The U.S. Supreme court recently struck down a Los Angeles ordinance that allowed the police to examine guest registries at hotels and motels anytime during the day or night. The 5-4 decision upheld a U.S. 9th Circuit Court of Appeals ruling that had set aside the ordinance on grounds that it permitted unreasonable searches. The Los Angeles City Attorney’s office had maintained that some hotels and motels have become havens of prostitution, sex trafficking and drug dealing and that police need the authority to conduct spot checks, the Los Angeles Times reported.
A group of motel owners went to court, alleging the spot checks late at night were intrusive and disruptive for families running the motels. The group won a broad ruling from the 9th Circuit Court that held the ordinance unconstitutional. Justice Sonia Sotomayor said motel owners deserve the right to go to a judge and to object before a search takes place. Justices Anthony M. Kennedy, Ruth Bader Ginsburg, Stephen G. Breyer and Elena Kagan also cited with the plaintiffs. They said police may obtain a search warrant if they suspect criminal activity at a motel or hotel.
Justice Antonin Scalia said police should not have to “jump through procedural hoops” to get a warrant. He said “the costs of this always-get-a-warrant alternative would be prohibitive for a police force in one of America’s largest cities, juggling numerous law-enforcement priorities and confronting more than 2,000 motels within its jurisdiction.”

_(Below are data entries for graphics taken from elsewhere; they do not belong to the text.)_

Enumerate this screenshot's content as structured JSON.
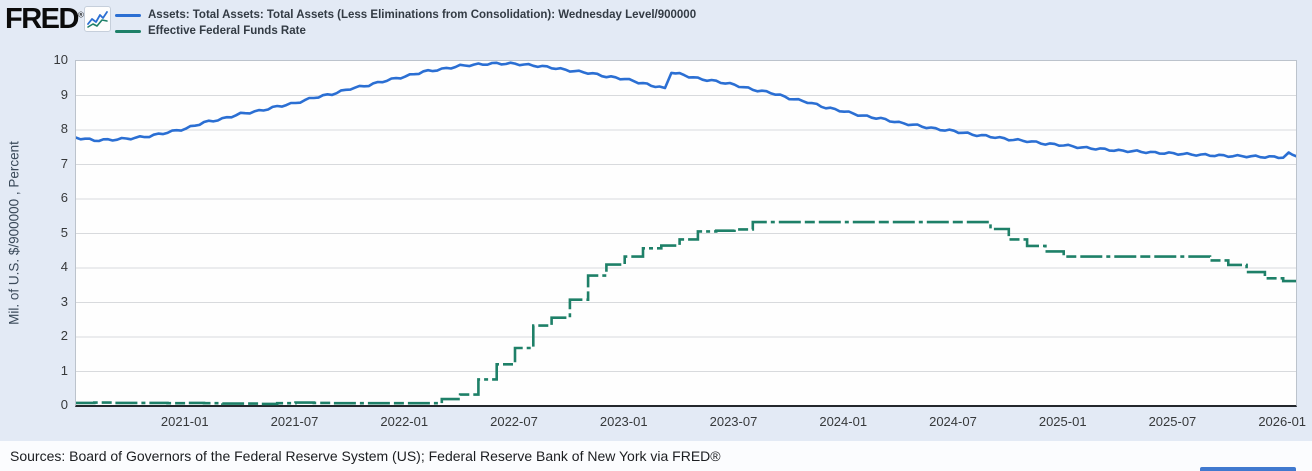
{
  "header": {
    "logo_text": "FRED",
    "logo_registered": "®",
    "chart_icon": "mini-line-chart-icon"
  },
  "legend": [
    {
      "label": "Assets: Total Assets: Total Assets (Less Eliminations from Consolidation): Wednesday Level/900000",
      "color": "#2b6fd3"
    },
    {
      "label": "Effective Federal Funds Rate",
      "color": "#1e8068"
    }
  ],
  "footer": {
    "sources": "Sources: Board of Governors of the Federal Reserve System (US); Federal Reserve Bank of New York via FRED®"
  },
  "colors": {
    "assets_line": "#2b6fd3",
    "effr_line": "#1e8068",
    "gridline": "#d8dadd",
    "background": "#e3eaf5",
    "corner_button": "#4079cf"
  },
  "chart_data": {
    "type": "line",
    "title": "",
    "ylabel": "Mil. of U.S. $/900000 , Percent",
    "xlabel": "",
    "ylim": [
      0,
      10
    ],
    "y_ticks": [
      0,
      1,
      2,
      3,
      4,
      5,
      6,
      7,
      8,
      9,
      10
    ],
    "x_start": "2020-07",
    "x_end_months": 66.7,
    "x_ticks": [
      {
        "m": 6,
        "label": "2021-01"
      },
      {
        "m": 12,
        "label": "2021-07"
      },
      {
        "m": 18,
        "label": "2022-01"
      },
      {
        "m": 24,
        "label": "2022-07"
      },
      {
        "m": 30,
        "label": "2023-01"
      },
      {
        "m": 36,
        "label": "2023-07"
      },
      {
        "m": 42,
        "label": "2024-01"
      },
      {
        "m": 48,
        "label": "2024-07"
      },
      {
        "m": 54,
        "label": "2025-01"
      },
      {
        "m": 60,
        "label": "2025-07"
      },
      {
        "m": 66,
        "label": "2026-01"
      }
    ],
    "grid": true,
    "legend_position": "top-left",
    "series": [
      {
        "name": "Assets: Total Assets: Total Assets (Less Eliminations from Consolidation): Wednesday Level/900000",
        "color": "#2b6fd3",
        "style": "solid",
        "draw": "wiggly-line",
        "x_unit": "months since 2020-07",
        "points": [
          [
            0,
            7.78
          ],
          [
            1,
            7.7
          ],
          [
            2,
            7.72
          ],
          [
            3,
            7.76
          ],
          [
            4,
            7.82
          ],
          [
            5,
            7.93
          ],
          [
            6,
            8.04
          ],
          [
            7,
            8.22
          ],
          [
            8,
            8.32
          ],
          [
            9,
            8.47
          ],
          [
            10,
            8.55
          ],
          [
            11,
            8.68
          ],
          [
            12,
            8.78
          ],
          [
            13,
            8.94
          ],
          [
            14,
            9.04
          ],
          [
            15,
            9.2
          ],
          [
            16,
            9.3
          ],
          [
            17,
            9.44
          ],
          [
            18,
            9.55
          ],
          [
            19,
            9.69
          ],
          [
            20,
            9.76
          ],
          [
            21,
            9.86
          ],
          [
            22,
            9.9
          ],
          [
            23,
            9.93
          ],
          [
            24,
            9.92
          ],
          [
            25,
            9.87
          ],
          [
            26,
            9.81
          ],
          [
            27,
            9.72
          ],
          [
            28,
            9.66
          ],
          [
            29,
            9.55
          ],
          [
            30,
            9.48
          ],
          [
            31,
            9.35
          ],
          [
            31.9,
            9.24
          ],
          [
            32.2,
            9.2
          ],
          [
            32.55,
            9.68
          ],
          [
            33,
            9.62
          ],
          [
            34,
            9.49
          ],
          [
            35,
            9.41
          ],
          [
            36,
            9.31
          ],
          [
            37,
            9.17
          ],
          [
            38,
            9.08
          ],
          [
            39,
            8.92
          ],
          [
            40,
            8.81
          ],
          [
            41,
            8.65
          ],
          [
            42,
            8.54
          ],
          [
            43,
            8.41
          ],
          [
            44,
            8.33
          ],
          [
            45,
            8.21
          ],
          [
            46,
            8.13
          ],
          [
            47,
            8.03
          ],
          [
            48,
            7.97
          ],
          [
            49,
            7.87
          ],
          [
            50,
            7.81
          ],
          [
            51,
            7.73
          ],
          [
            52,
            7.68
          ],
          [
            53,
            7.6
          ],
          [
            54,
            7.56
          ],
          [
            55,
            7.49
          ],
          [
            56,
            7.45
          ],
          [
            57,
            7.4
          ],
          [
            58,
            7.38
          ],
          [
            59,
            7.34
          ],
          [
            60,
            7.32
          ],
          [
            61,
            7.29
          ],
          [
            62,
            7.27
          ],
          [
            63,
            7.25
          ],
          [
            64,
            7.24
          ],
          [
            65,
            7.22
          ],
          [
            66,
            7.21
          ],
          [
            66.3,
            7.32
          ],
          [
            66.5,
            7.28
          ],
          [
            66.7,
            7.27
          ]
        ]
      },
      {
        "name": "Effective Federal Funds Rate",
        "color": "#1e8068",
        "style": "dashed",
        "draw": "step-line",
        "x_unit": "months since 2020-07",
        "points": [
          [
            0,
            0.09
          ],
          [
            1,
            0.1
          ],
          [
            2,
            0.09
          ],
          [
            5,
            0.08
          ],
          [
            6,
            0.09
          ],
          [
            7,
            0.08
          ],
          [
            8,
            0.07
          ],
          [
            10,
            0.06
          ],
          [
            11,
            0.08
          ],
          [
            12,
            0.1
          ],
          [
            13,
            0.09
          ],
          [
            14,
            0.08
          ],
          [
            20,
            0.2
          ],
          [
            21,
            0.33
          ],
          [
            22,
            0.77
          ],
          [
            23,
            1.21
          ],
          [
            24,
            1.68
          ],
          [
            25,
            2.33
          ],
          [
            26,
            2.56
          ],
          [
            27,
            3.08
          ],
          [
            28,
            3.78
          ],
          [
            29,
            4.1
          ],
          [
            30,
            4.33
          ],
          [
            31,
            4.57
          ],
          [
            32,
            4.65
          ],
          [
            33,
            4.83
          ],
          [
            34,
            5.06
          ],
          [
            35,
            5.08
          ],
          [
            36,
            5.12
          ],
          [
            37,
            5.33
          ],
          [
            50,
            5.13
          ],
          [
            51,
            4.83
          ],
          [
            52,
            4.64
          ],
          [
            53,
            4.48
          ],
          [
            54,
            4.33
          ],
          [
            62,
            4.22
          ],
          [
            63,
            4.09
          ],
          [
            64,
            3.88
          ],
          [
            65,
            3.7
          ],
          [
            66,
            3.62
          ]
        ]
      }
    ]
  }
}
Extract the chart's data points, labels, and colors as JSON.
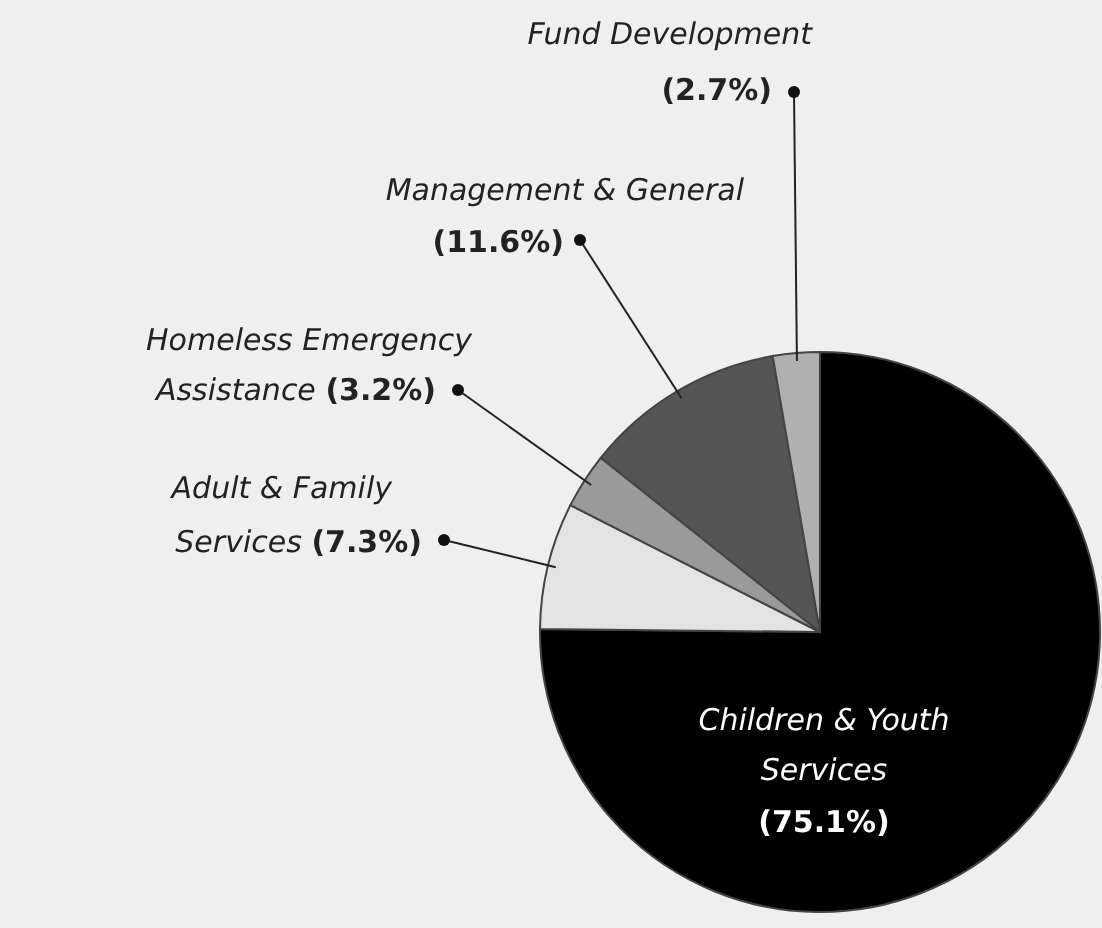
{
  "chart_data": {
    "type": "pie",
    "categories": [
      "Children & Youth Services",
      "Adult & Family Services",
      "Homeless Emergency Assistance",
      "Management & General",
      "Fund Development"
    ],
    "values": [
      75.1,
      7.3,
      3.2,
      11.6,
      2.7
    ],
    "colors": [
      "#000000",
      "#e3e3e3",
      "#9a9a9a",
      "#555555",
      "#b0b0b0"
    ],
    "value_labels": [
      "(75.1%)",
      "(7.3%)",
      "(3.2%)",
      "(11.6%)",
      "(2.7%)"
    ]
  }
}
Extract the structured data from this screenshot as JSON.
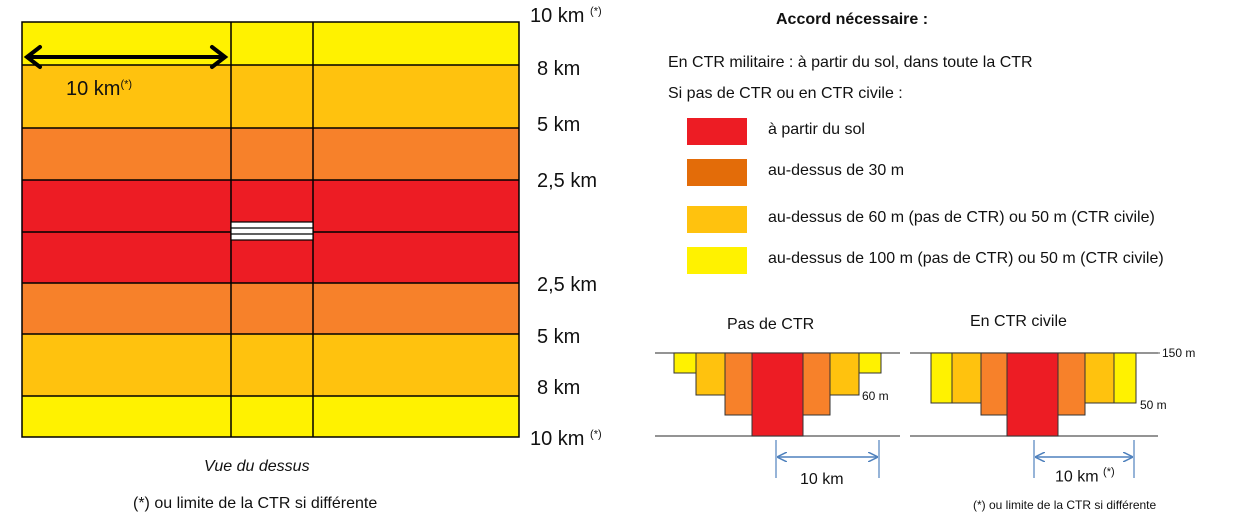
{
  "colors": {
    "yellow": "#FFF200",
    "light_orange": "#FFC20E",
    "orange": "#F7812A",
    "dark_orange": "#E36C09",
    "red": "#ED1C24",
    "arrow_blue": "#4F81BD"
  },
  "top_view": {
    "arrow_label": "10 km",
    "arrow_sup": "(*)",
    "distance_labels": [
      {
        "text": "10 km",
        "sup": "(*)"
      },
      {
        "text": "8 km",
        "sup": ""
      },
      {
        "text": "5 km",
        "sup": ""
      },
      {
        "text": "2,5 km",
        "sup": ""
      },
      {
        "text": "2,5 km",
        "sup": ""
      },
      {
        "text": "5 km",
        "sup": ""
      },
      {
        "text": "8 km",
        "sup": ""
      },
      {
        "text": "10 km",
        "sup": "(*)"
      }
    ],
    "caption": "Vue du dessus",
    "footnote": "(*) ou limite de la CTR si différente"
  },
  "legend": {
    "title": "Accord nécessaire :",
    "line_military": "En CTR militaire : à partir du sol, dans toute la CTR",
    "line_civil": "Si pas de CTR ou en CTR civile :",
    "items": [
      {
        "color": "#ED1C24",
        "label": "à partir du sol"
      },
      {
        "color": "#E36C09",
        "label": "au-dessus de 30 m"
      },
      {
        "color": "#FFC20E",
        "label": "au-dessus de 60 m (pas de CTR) ou 50 m (CTR civile)"
      },
      {
        "color": "#FFF200",
        "label": "au-dessus de 100 m (pas de CTR) ou 50 m (CTR civile)"
      }
    ]
  },
  "profiles": {
    "no_ctr_title": "Pas de CTR",
    "civil_ctr_title": "En CTR civile",
    "label_150": "150 m",
    "label_60": "60 m",
    "label_50": "50 m",
    "no_ctr_distance": "10 km",
    "civil_ctr_distance": "10 km",
    "civil_ctr_distance_sup": "(*)",
    "footnote": "(*) ou limite de la CTR si différente"
  }
}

The city had already stopped enforcing its hotel registry inspection law last February, Cmdr. Andrew Smith, an LAPD spokesman, told City News Service. The ability to inspect hotel registries without a warrant – which allowed officers to find out if a known pimp has registered a room — was one of the tools used by the LAPD to “combat human trafficking, prostitution and sometimes narcotic sales that occur in some of these generally smaller hotels throughout the city,” Smith said.
“We’ll just have to continue to work to fight human trafficking using other tools we have available,” such as cultivating informants and observing whether there are “inordinately large numbers of guests that come in and out” of hotel rooms, he said.
LAPD officers now “can ask and can get a written consent, but they can’t force” hotel owners to show them their hotel registries, Smith added.